Which Platform to Choose
| Your situation | Start here |
|---|---|
| Boutique selling through Instagram or WhatsApp | Trustd |
| First store, want easy setup and good design | Wix |
| Design-first brand, fashion or lifestyle | Squarespace |
| Already have a website or social presence, want to add a store | Ecwid |
| Small catalog, want free or close to it | Big Cartel |
| Selling in person, want everything in one place | Square Online |
| US seller, want full features with no monthly fee | Shift4Shop |
| Already on WordPress, comfortable managing it | WooCommerce |
| Scaling fast, need advanced inventory and integrations | BigCommerce |
Shopify belongs on this list too, for sellers who are already past the early stage — running consistent volume, needing advanced inventory tools, or planning to build a large app-dependent operation. For everyone else, there is a better starting point.
Frequently Asked Questions
Is Shopify too expensive for small businesses?
For sellers doing consistent volume — $5,000 a month or more — Shopify's pricing is defensible. The platform earns its cost. For sellers just starting out or running a boutique with inconsistent monthly revenue, the all-in cost of $90 to $150 a month (plan, apps, and transaction fees combined) is hard to justify before you've proven what your store can do. There are platforms on this list that cost a fraction of that and do everything a small seller actually needs.
What is the cheapest alternative to Shopify?
For US-based sellers, Shift4Shop is free with Shift4 payment processing. Square Online also has a functional free plan. For a proper branded storefront with no limitations on domain or design, Trustd at $3 a month is the lowest-cost option that doesn't ask you to compromise on the basics.
Can I switch from Shopify to another platform later?
Yes, but it is not painless. Migrating an established store means rebuilding templates, moving your product catalog, and potentially losing some of the SEO equity built on your existing URLs. Most platforms offer migration tools or import from CSV, which helps with products and orders. The rest takes time. If you are just starting out, it is far easier to start on the right platform than to migrate after you have built on the wrong one.
Which Shopify alternative is best for selling on Instagram?
Trustd is built specifically for sellers whose primary channel is Instagram. Most other platforms treat Instagram as one integration among many. If your customers find you on Instagram and your selling currently happens through DMs, Trustd is designed around that model rather than asking you to build a destination website and drive traffic to it separately.
Do Shopify alternatives charge transaction fees?
Most do not. Shopify's platform transaction fee — up to 2% per sale if you use a payment processor other than Shopify Payments — is one of the more unusual charges in the ecommerce space. Wix, Squarespace, Ecwid, Trustd, Big Cartel, WooCommerce, and Square Online all charge no platform transaction fee on top of standard payment processing costs.

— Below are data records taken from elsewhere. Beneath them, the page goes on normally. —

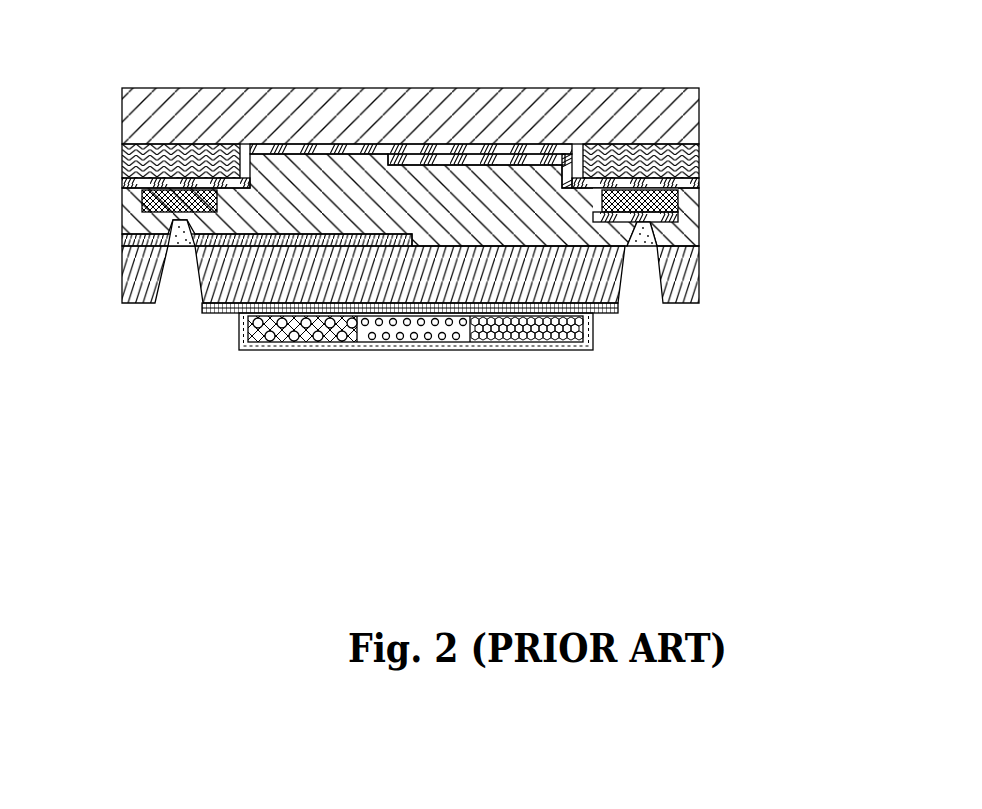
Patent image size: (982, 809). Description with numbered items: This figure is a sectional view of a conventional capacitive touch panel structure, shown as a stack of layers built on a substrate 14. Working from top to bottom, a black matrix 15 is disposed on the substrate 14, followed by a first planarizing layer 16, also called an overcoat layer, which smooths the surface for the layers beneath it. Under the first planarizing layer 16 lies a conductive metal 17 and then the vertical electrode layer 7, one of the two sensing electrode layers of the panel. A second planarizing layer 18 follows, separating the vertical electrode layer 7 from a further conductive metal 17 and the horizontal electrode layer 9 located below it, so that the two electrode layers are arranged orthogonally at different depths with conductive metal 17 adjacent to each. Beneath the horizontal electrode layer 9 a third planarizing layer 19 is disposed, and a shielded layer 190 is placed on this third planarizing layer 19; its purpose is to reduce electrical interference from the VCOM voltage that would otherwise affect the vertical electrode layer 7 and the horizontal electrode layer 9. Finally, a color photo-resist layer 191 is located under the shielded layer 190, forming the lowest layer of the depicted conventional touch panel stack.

The vertical electrode layer 7 is at (700, 213).
The horizontal electrode layer 9 is at (122, 240).
The substrate 14 is at (642, 105).
The black matrix 15 is at (699, 152).
The first planarizing layer 16 is at (700, 184).
The conductive metal 17 is at (122, 198).
The second planarizing layer 18 is at (700, 230).
The third planarizing layer 19 is at (610, 275).
The shielded layer 190 is at (610, 312).
The color photo-resist layer 191 is at (533, 335).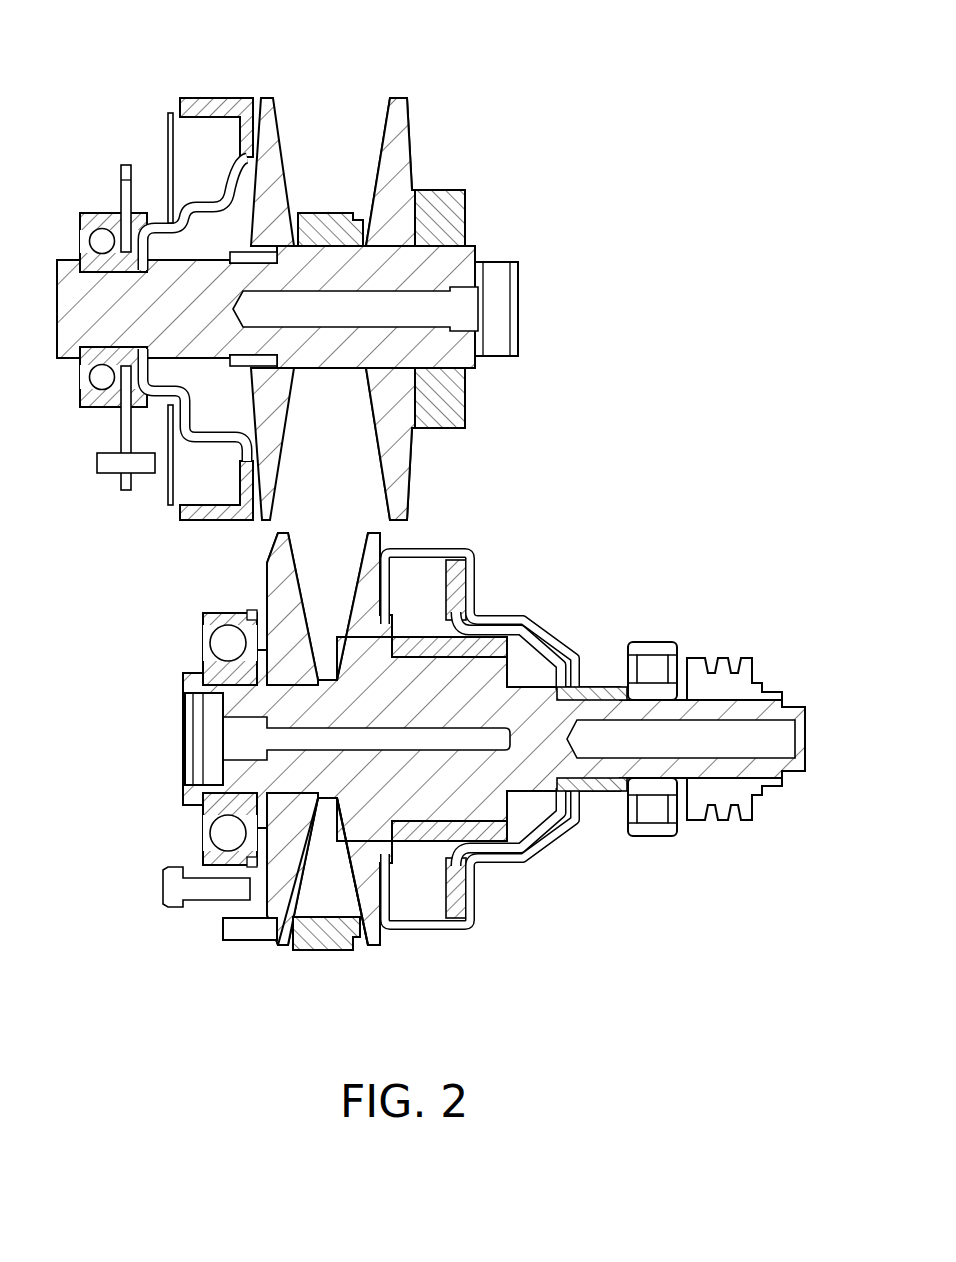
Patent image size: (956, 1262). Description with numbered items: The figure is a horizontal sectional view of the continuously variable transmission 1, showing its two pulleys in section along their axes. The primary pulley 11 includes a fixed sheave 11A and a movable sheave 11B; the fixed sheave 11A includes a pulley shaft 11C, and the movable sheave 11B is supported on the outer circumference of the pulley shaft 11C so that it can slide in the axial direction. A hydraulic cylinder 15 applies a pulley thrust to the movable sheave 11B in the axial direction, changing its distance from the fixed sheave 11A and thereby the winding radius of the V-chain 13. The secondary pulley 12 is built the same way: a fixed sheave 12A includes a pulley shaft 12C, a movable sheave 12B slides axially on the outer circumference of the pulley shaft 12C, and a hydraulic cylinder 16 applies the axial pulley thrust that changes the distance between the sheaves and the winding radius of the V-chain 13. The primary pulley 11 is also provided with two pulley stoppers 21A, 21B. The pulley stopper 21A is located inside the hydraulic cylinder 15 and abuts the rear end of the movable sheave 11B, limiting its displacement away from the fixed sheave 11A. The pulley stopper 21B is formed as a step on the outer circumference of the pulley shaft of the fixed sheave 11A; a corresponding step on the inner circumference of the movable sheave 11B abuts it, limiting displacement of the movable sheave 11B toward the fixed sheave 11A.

The power transmission device 1 is at (431, 523).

Is WooCommerce really free?
The plugin is free to install, but running a WooCommerce store is not free. You pay for hosting ($7 to $20 a month), a domain ($12 a year), and typically some premium extensions to get features the base plugin doesn't include. Total monthly costs for a basic WooCommerce setup usually land between $20 and $40 a month before payment processing — less than Shopify, but not zero.
What should I look for in a Shopify alternative?
For small sellers, the short list is: no platform transaction fee, a checkout that works well on mobile, product pages you can set up without a developer, and a monthly cost that matches your current revenue rather than your aspirations. Most of the platforms on this list meet those criteria. The differentiator is which one fits your specific selling model — social-first, design-first, in-person, or fully online.